En janvier 2019, un tableau appartenant à Georges Mandel avait été rendu à sa famille. Portrait de jeune femme assise, du peintre français Thomas Couture, avait été retrouvé parmi des centaines d’œuvres léguées par le collectionneur Cornelius Gurlit, dont le père Hildebrand, un marchand d’art allemand, est considéré comme un profiteur de guerre. Mais des deux tableaux de Canaletto, d’un autre de Gustave Courbet, d’un dessin de Rodin, d’une aquarelle de Turner ou encore d’un tableau d’Utrillo, quelques-unes des autres œuvres dérobées à l’ex-ministre, il ne subsiste aucune trace.

«Valeur sentimentale»
«La collection ne sera jamais reconstituée», observe Camille Noé Marcoux, un historien participant aux recherches, pour qui la remise du tableau de Couture relevait d’une «apparition miraculeuse». Alors que nombre d’appartements appartenant à des juifs ont été intégralement vidés durant la Seconde Guerre mondiale, les documents administratifs, factures et autres photos ayant été détruits, il est extrêmement compliqué de retracer la filiation d’une œuvre, qui plus est trois générations après, explique-t-il. Dans le cas du tableau de Couture, c’est un petit trou rebouché sur la toile, évoqué dans un dossier de succession, qui avait permis de prouver que le tableau appartenait bien à Georges Mandel.

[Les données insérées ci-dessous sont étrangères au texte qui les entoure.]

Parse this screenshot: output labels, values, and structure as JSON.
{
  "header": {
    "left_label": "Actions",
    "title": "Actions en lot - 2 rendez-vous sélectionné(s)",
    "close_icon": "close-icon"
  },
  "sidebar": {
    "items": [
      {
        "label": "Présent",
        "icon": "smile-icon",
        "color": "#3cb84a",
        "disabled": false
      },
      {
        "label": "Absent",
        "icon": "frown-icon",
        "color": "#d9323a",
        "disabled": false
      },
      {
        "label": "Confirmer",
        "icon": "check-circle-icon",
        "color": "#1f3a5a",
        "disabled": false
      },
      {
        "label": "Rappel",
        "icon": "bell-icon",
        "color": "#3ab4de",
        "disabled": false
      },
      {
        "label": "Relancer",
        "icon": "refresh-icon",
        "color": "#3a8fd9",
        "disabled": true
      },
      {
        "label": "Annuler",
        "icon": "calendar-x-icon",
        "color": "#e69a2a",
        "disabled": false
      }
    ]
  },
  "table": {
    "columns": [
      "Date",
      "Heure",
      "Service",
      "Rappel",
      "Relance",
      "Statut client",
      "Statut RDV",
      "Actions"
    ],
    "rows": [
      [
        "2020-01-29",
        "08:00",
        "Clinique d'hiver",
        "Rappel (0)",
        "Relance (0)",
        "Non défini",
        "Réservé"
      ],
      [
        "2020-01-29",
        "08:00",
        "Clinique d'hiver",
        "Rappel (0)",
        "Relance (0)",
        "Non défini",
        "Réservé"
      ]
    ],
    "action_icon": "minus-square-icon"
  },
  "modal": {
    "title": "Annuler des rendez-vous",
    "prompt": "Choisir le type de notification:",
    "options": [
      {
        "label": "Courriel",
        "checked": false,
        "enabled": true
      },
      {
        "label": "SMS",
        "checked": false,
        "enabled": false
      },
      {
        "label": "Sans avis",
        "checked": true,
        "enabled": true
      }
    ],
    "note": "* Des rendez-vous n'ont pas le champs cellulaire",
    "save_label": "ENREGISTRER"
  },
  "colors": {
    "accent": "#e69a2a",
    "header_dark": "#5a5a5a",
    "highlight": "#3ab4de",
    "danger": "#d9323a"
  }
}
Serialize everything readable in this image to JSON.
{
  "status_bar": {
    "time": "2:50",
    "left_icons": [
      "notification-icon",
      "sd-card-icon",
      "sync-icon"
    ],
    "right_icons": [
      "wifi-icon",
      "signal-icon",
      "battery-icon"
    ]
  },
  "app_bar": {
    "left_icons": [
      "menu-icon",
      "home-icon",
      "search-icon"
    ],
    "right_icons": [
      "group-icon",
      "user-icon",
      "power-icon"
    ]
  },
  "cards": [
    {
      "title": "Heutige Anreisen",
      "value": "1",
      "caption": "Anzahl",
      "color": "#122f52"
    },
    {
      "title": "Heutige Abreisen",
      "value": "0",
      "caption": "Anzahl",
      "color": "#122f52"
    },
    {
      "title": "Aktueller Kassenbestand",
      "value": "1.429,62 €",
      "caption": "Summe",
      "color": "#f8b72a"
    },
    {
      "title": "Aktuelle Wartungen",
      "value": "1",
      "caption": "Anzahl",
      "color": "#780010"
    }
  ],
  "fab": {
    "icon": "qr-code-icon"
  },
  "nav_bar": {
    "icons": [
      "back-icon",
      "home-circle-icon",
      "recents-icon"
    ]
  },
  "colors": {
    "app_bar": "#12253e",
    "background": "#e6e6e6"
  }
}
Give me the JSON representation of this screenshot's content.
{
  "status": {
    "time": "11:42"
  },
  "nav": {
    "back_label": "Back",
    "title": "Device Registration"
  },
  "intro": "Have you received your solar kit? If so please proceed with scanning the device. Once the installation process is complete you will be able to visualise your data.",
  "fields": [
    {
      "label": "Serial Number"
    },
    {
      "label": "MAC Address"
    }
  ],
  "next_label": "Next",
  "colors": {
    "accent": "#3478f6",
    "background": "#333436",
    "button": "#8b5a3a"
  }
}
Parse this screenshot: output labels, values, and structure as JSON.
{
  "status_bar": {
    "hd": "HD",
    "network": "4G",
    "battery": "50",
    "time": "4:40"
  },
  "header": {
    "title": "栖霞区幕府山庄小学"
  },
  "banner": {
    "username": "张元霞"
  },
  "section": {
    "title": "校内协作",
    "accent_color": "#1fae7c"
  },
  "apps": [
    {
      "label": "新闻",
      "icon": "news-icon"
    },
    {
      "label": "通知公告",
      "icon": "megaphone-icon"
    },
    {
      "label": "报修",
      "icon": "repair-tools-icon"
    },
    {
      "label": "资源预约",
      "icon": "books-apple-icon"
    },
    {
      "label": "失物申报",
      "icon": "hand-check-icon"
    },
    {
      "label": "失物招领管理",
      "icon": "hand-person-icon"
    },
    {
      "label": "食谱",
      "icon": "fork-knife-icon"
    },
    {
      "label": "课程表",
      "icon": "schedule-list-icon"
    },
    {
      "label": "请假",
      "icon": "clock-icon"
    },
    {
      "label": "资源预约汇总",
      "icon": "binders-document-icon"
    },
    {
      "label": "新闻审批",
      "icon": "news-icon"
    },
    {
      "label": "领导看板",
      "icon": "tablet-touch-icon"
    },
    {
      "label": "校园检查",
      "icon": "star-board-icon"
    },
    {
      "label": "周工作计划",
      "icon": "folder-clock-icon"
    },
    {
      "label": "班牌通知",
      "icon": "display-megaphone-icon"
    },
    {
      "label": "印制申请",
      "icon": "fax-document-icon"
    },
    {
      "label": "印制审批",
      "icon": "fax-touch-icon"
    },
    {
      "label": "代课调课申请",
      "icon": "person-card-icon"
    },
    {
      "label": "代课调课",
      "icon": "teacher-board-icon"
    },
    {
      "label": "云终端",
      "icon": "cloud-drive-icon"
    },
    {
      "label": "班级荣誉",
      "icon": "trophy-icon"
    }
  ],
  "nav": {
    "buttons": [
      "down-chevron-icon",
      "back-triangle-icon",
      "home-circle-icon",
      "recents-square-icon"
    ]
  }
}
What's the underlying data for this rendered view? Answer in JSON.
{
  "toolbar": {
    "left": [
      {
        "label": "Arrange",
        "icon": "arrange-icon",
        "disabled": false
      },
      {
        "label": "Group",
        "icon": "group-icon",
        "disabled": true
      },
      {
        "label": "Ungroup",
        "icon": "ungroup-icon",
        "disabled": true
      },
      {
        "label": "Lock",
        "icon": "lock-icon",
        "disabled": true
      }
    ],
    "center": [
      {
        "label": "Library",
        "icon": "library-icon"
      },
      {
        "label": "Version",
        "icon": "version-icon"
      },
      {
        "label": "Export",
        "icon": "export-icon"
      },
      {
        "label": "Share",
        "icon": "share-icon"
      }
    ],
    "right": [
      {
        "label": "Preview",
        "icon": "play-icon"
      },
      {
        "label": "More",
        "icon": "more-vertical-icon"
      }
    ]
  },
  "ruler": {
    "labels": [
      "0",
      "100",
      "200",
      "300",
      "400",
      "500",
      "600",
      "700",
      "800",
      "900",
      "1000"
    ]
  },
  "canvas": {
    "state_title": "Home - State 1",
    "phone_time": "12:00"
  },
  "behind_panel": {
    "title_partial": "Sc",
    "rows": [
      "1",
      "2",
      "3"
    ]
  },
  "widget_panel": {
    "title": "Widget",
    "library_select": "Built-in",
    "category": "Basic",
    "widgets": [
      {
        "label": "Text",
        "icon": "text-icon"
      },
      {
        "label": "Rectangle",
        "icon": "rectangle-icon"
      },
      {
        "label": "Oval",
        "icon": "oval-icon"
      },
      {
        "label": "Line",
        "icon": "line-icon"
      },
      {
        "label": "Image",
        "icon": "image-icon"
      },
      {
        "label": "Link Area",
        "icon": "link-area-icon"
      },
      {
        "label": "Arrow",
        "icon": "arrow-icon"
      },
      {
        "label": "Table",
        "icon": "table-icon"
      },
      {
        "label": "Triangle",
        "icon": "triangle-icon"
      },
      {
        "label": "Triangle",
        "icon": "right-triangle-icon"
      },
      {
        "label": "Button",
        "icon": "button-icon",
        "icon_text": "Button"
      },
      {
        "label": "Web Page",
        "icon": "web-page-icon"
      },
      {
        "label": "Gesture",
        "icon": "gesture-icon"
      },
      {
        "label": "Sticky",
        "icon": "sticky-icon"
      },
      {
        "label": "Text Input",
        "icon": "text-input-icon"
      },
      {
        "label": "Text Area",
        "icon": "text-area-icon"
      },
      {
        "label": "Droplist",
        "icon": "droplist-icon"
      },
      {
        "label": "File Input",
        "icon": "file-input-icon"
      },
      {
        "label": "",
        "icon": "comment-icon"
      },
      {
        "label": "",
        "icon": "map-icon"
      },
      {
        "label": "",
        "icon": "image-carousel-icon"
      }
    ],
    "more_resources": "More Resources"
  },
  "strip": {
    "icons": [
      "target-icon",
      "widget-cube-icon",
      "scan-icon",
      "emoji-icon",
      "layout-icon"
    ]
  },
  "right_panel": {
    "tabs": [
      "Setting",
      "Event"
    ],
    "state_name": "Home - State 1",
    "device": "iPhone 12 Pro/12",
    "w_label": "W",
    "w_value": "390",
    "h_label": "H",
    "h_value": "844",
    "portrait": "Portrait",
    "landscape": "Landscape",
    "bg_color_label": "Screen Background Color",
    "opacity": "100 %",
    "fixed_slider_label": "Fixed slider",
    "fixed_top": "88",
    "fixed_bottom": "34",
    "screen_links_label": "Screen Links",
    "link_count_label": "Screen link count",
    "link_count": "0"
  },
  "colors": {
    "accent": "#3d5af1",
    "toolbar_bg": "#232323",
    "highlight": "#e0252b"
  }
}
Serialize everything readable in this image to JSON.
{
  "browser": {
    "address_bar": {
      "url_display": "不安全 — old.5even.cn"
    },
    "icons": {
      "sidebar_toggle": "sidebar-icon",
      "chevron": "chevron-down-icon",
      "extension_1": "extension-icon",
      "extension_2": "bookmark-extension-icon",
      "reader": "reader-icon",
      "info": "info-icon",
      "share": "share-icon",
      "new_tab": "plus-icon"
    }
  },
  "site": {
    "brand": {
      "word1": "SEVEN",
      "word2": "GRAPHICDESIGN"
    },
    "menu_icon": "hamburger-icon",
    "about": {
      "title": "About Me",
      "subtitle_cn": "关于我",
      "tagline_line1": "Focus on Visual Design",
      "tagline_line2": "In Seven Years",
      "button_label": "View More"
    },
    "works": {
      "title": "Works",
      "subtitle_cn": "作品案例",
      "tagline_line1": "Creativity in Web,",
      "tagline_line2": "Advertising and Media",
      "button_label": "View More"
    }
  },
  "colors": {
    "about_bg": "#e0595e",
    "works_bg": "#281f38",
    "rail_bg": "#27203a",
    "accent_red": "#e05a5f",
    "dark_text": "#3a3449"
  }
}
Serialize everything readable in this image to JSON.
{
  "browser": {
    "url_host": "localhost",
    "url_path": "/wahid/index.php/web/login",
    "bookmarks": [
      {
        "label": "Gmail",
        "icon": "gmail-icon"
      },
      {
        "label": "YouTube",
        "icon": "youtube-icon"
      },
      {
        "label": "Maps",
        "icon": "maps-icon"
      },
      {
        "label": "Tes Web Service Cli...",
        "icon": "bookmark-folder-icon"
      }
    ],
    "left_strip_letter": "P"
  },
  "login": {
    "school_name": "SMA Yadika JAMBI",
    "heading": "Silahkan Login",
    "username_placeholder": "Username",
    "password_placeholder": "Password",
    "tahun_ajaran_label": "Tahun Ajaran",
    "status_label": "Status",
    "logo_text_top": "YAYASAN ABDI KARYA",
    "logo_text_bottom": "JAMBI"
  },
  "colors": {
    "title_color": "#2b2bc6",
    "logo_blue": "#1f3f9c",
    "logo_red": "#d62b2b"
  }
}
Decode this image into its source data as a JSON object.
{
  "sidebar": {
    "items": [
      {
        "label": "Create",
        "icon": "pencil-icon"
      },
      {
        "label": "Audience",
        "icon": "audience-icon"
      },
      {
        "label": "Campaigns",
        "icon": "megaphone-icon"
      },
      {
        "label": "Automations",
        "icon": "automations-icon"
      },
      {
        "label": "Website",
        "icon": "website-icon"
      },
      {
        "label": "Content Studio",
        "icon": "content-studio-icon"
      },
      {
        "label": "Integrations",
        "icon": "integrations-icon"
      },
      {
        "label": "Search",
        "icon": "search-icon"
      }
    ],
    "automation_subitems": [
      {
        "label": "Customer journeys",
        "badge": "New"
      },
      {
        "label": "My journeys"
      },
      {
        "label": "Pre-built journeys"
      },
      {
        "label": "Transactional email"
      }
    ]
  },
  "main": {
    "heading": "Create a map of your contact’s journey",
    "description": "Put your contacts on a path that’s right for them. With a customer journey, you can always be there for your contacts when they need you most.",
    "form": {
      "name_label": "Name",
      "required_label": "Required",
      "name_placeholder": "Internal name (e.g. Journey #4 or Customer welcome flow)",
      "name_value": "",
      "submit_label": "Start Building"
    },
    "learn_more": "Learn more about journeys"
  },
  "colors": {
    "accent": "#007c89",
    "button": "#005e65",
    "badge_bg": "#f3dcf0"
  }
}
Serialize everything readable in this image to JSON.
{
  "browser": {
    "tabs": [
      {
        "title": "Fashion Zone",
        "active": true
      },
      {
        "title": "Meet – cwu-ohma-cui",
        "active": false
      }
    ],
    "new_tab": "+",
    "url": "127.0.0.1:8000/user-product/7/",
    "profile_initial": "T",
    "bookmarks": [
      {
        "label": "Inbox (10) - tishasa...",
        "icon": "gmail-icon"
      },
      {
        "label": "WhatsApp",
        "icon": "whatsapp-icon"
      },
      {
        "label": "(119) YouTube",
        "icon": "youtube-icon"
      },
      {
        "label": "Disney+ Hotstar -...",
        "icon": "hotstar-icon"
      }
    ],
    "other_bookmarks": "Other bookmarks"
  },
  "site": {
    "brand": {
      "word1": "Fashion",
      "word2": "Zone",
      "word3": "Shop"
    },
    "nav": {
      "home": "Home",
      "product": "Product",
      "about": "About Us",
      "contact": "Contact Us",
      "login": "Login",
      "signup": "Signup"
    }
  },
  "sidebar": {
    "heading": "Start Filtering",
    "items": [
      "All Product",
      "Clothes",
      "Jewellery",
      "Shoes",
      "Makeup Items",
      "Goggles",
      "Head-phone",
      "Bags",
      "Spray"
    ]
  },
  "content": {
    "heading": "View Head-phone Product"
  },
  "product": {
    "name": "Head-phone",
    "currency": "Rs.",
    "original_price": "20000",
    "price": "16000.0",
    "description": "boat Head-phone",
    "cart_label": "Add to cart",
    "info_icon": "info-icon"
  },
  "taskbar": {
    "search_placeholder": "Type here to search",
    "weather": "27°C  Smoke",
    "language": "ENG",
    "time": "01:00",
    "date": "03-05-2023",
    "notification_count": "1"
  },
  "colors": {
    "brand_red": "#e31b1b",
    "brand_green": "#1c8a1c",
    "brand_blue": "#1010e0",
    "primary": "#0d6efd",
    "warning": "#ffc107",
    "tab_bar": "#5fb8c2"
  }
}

Pour des livres, il est «quasiment impossible» de «trouver des marques, des dédicaces» les reliant à une famille, observe David Zivie, un cadre du ministère de la Culture travaillant sur les spoliations juives. Dès lors, «quand on peut le faire, c’est symboliquement très important». «Pour les familles des victimes, leur valeur sentimentale est énorme», juge Jérôme Bénézech, le directeur de la Commission pour l’indemnisation des victimes de spoliations (Cives), qui souligne la «dimension franco-allemande» des restitutions du jour, voulues par des bibliothèques de Berlin et Dresde. «C’est à l’Allemagne qu’incombe la responsabilité de continuer à assumer (…) le vol de biens culturels commis par les nationales-socialistes», assure ainsi la ministre allemande de la Culture Claudia Roth dans un communiqué.

La première ministre française Élisabeth Borne a de son côté salué la restitution des ouvrages, «témoins du passé». «Ils sont ceux de Georges Mandel, mais aussi ceux de tous les déportés, de tous les prisonniers, de tous ceux que l’antisémitisme a voulu éliminer», a-t-elle affirmé lors d’une cérémonie. Un évènement aussi «pédagogique», alors que seront commémorés dimanche 17 juillet les 80 ans de la rafle du Vél’ d’Hiv – ce vélodrome parisien dans lequel 8.000 juifs furent enfermés avant d’être envoyés en camp de concentration -, que «tristement symbolique», selon Jacques Fredj, le directeur du Mémorial de la Shoah, où les cinq ouvrages seront conservés.

Alors qu’on a «tout pris, jusqu’aux petites cuillères» aux juifs spoliés, «l’essentiel des biens ne sera jamais rendu à qui que ce soit», poursuit-il. Souvent, «il n’y a plus personne à qui les rendre».